The Shaheen-Mestrovic Memorial was constructed in 1985 by Cole Associates and placed on the South Quad on the west side of O’Shaughnessy Hall. The memorial was intended as a gathering space and a location of the exposition and appreciation of Mestrovic's work. It was planned by Frederick Beckman, chair of the Department of Art, Art History and Design. The figures of the evangelists Luke and John were placed around the central figures of Jesus and the Samaritan woman. Eli J. Shaheen, a Notre Dame alum, was the donor for the project.

== Description ==
Christ and the Samaritan Woman is a larger-than-life-size marble and bronze sculpture. Two bronze figures, Jesus and the Samaritan Woman, surround the marble well. The Christ figure looks upward, hand raised as if speaking. The woman holds a water jug and looks downcast. Meštrović also completed a smaller-scale version of the same piece, composed of plaster. It measures 28 by 23 inches, and, at the date of print of the 1974 collection, is part of the Notre Dame Art Gallery collection, being a gift from Rev. Theodore Hesburgh. The piece itself has some visual wear, as the aging bronze has obtained a greenish tint over the years weathering snow, rain, and immense heat in the upper-midwestern South Bend. The sculpture underwent conservation work in 2019 by Kline Fine Art, LLC - Cedar Springs, Michigan.

=== Biblical reference ===
Based on the events chronicled in the Gospel of John, Chapter 4, Christ meets a Samaritan woman at a well. He asks her for a drink, and the woman is surprised, because Jews and Samaritans do not normally associate with one another.
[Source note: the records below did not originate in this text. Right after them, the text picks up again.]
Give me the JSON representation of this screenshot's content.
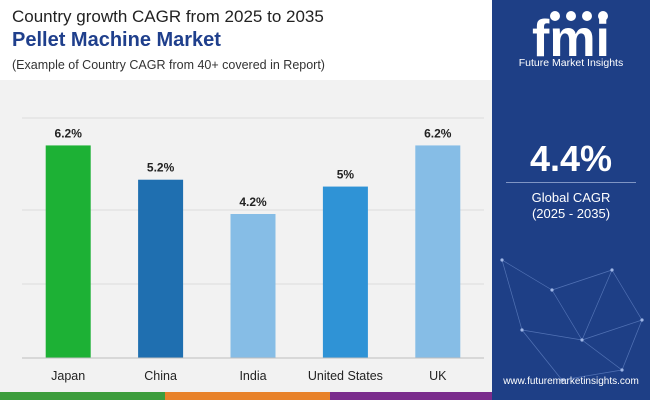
{
  "header": {
    "title_top": "Country growth CAGR from 2025 to 2035",
    "title_main": "Pellet Machine Market",
    "subtitle": "(Example of Country CAGR from 40+ covered in Report)"
  },
  "sidebar": {
    "logo_letters": "fmi",
    "logo_text": "Future Market Insights",
    "cagr_value": "4.4%",
    "cagr_label": "Global CAGR",
    "cagr_period": "(2025 - 2035)",
    "website": "www.futuremarketinsights.com"
  },
  "colors": {
    "sidebar_bg": "#1e3f86",
    "title_accent": "#1f3f8c",
    "chart_bg": "#f2f2f2",
    "strip": [
      "#3c9d3c",
      "#e8822a",
      "#7a2c8c",
      "#1e3f86"
    ]
  },
  "chart_data": {
    "type": "bar",
    "title": "Pellet Machine Market",
    "xlabel": "",
    "ylabel": "",
    "ylim": [
      0,
      7
    ],
    "grid": true,
    "categories": [
      "Japan",
      "China",
      "India",
      "United States",
      "UK"
    ],
    "values": [
      6.2,
      5.2,
      4.2,
      5,
      6.2
    ],
    "labels": [
      "6.2%",
      "5.2%",
      "4.2%",
      "5%",
      "6.2%"
    ],
    "colors": [
      "#1db135",
      "#1f6fb0",
      "#86bde6",
      "#2f93d6",
      "#86bde6"
    ]
  }
}
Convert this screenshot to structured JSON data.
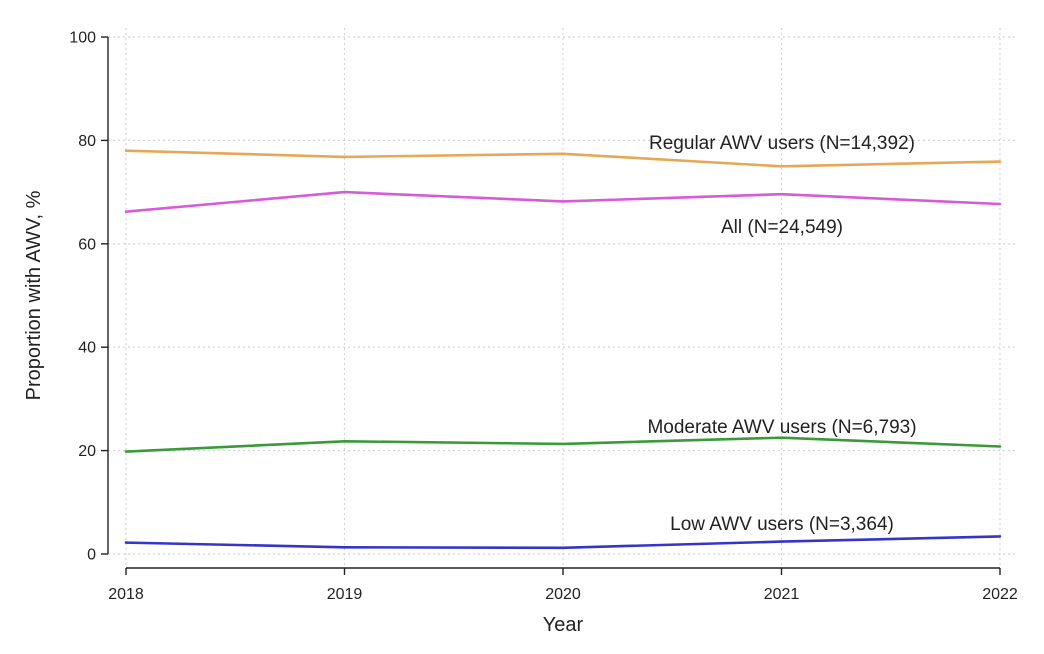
{
  "chart_data": {
    "type": "line",
    "xlabel": "Year",
    "ylabel": "Proportion with AWV, %",
    "x": [
      "2018",
      "2019",
      "2020",
      "2021",
      "2022"
    ],
    "ylim": [
      0,
      100
    ],
    "yticks": [
      "0",
      "20",
      "40",
      "60",
      "80",
      "100"
    ],
    "grid": true,
    "legend": "inline",
    "series": [
      {
        "name": "Regular AWV users (N=14,392)",
        "color": "#e6a857",
        "values": [
          78.0,
          76.8,
          77.4,
          75.0,
          75.9
        ]
      },
      {
        "name": "All (N=24,549)",
        "color": "#d65bd8",
        "values": [
          66.2,
          70.0,
          68.2,
          69.6,
          67.7
        ]
      },
      {
        "name": "Moderate AWV users (N=6,793)",
        "color": "#3a9a3a",
        "values": [
          19.8,
          21.8,
          21.3,
          22.5,
          20.8
        ]
      },
      {
        "name": "Low AWV users (N=3,364)",
        "color": "#3535c8",
        "values": [
          2.2,
          1.3,
          1.2,
          2.4,
          3.4
        ]
      }
    ]
  }
}
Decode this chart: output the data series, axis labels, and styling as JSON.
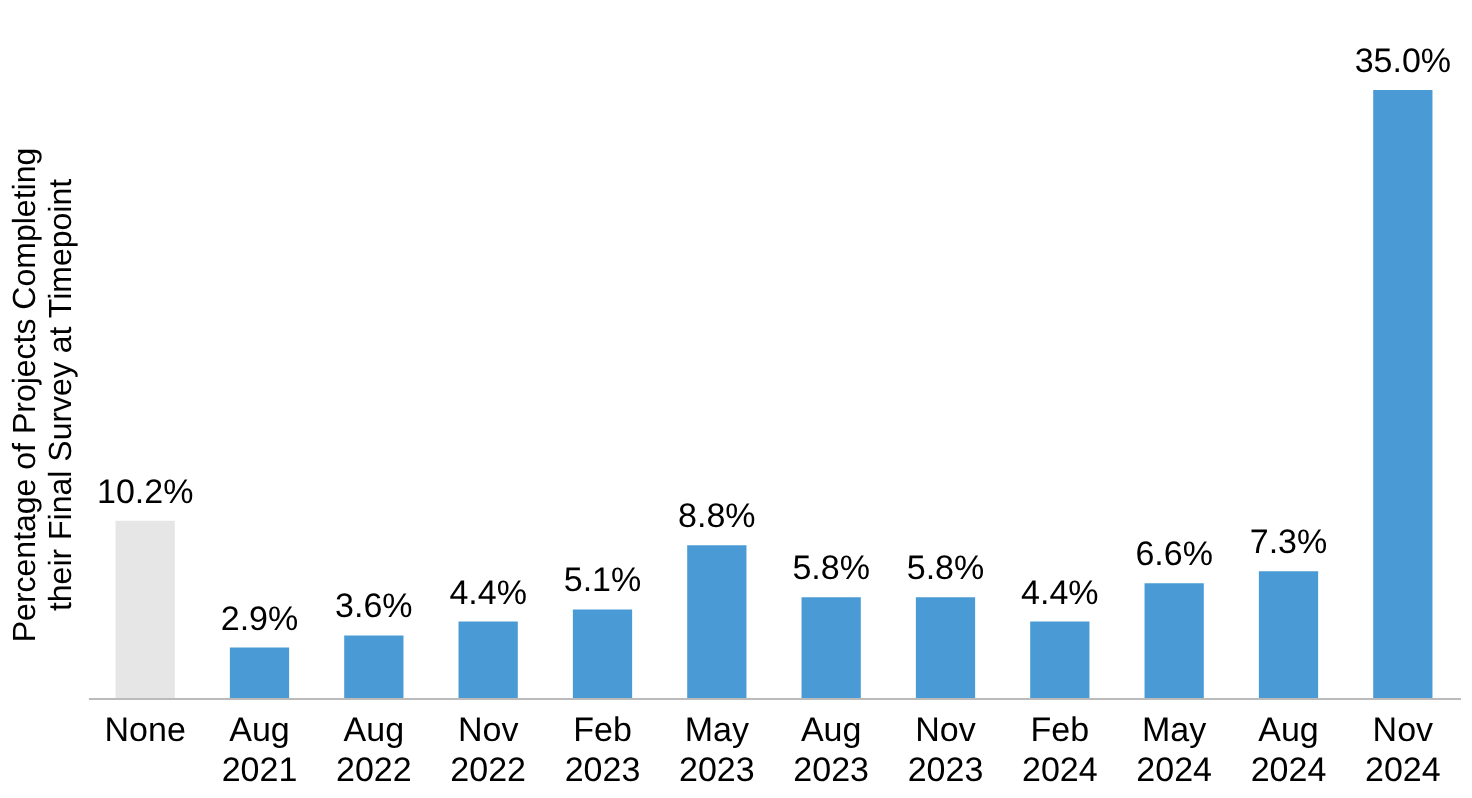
{
  "chart_data": {
    "type": "bar",
    "ylabel": "Percentage of Projects Completing their Final Survey at Timepoint",
    "categories": [
      "None",
      "Aug 2021",
      "Aug 2022",
      "Nov 2022",
      "Feb 2023",
      "May 2023",
      "Aug 2023",
      "Nov 2023",
      "Feb 2024",
      "May 2024",
      "Aug 2024",
      "Nov 2024"
    ],
    "values": [
      10.2,
      2.9,
      3.6,
      4.4,
      5.1,
      8.8,
      5.8,
      5.8,
      4.4,
      6.6,
      7.3,
      35.0
    ],
    "colors": [
      "#e6e6e6",
      "#4a9bd5",
      "#4a9bd5",
      "#4a9bd5",
      "#4a9bd5",
      "#4a9bd5",
      "#4a9bd5",
      "#4a9bd5",
      "#4a9bd5",
      "#4a9bd5",
      "#4a9bd5",
      "#4a9bd5"
    ],
    "value_labels": [
      "10.2%",
      "2.9%",
      "3.6%",
      "4.4%",
      "5.1%",
      "8.8%",
      "5.8%",
      "5.8%",
      "4.4%",
      "6.6%",
      "7.3%",
      "35.0%"
    ],
    "grid": false
  }
}
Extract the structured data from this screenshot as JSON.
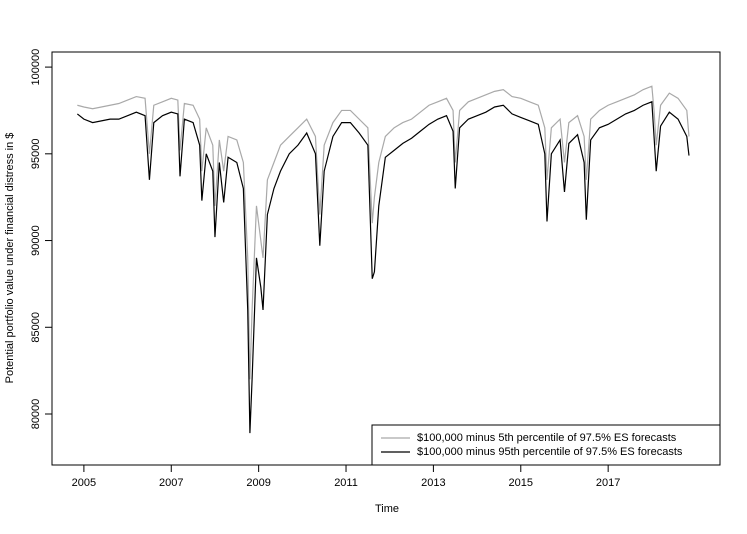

Jesus then speaks of the living water, the water which will satisfy all thirst, and tells her that He is the Messiah. This story emphasizes unity amongst those of different backgrounds.

== Analysis ==
Like many of the other works from Mestrovic's Notre Dame period, this sculpture was both religious in nature and inspired by previous work he had done in Croatia. Indeed, Mestrovic had previously sculpted the episode of the Samaritan woman at the well thirty years earlier in 1927, for the wood relief in a chapel in Split. The compositions for the two sculptures are quite similar, with two noticeable changes in the Notre Dame work, the position of the Samaritan woman's head and in a more relaxed attitude of Christ. Instead, there are noticeable stylistic changes. While garments in the 1927 works are diaphanous, clinging and enveloping the bodies and decorated with graceful and sinuous motifs, the 1957 forms present heavy folds, casually draped over the limbs. An even more significant difference is the relationship and the strong sense of communication between the two Christ and the woman. This symbolizes' Meštrović interest on depicting the spiritual impact of the figures rather than the form and style.

==Use==
The Shaheen-Mestrovic Memorial, and especially the “Christ and the Samaritan Woman” statue, is used for many purposes by students and faculty on campus. During the day, students sit around the memorial. Some student groups and residence halls hold prayer services, retreat activities, reflection time, or faith meetings by the statue. In November 2016, Father John I. Jenkins, President of the University of Notre Dame, held an interfaith prayer service for the campus community in front of the statue. Held in conjunction with Notre Dame Student Government, the service sought to “support everyone affected by the recent election,” with an invitation to “join us for this service of compassion as we pray for peace and unity in our nation,” sent to all students.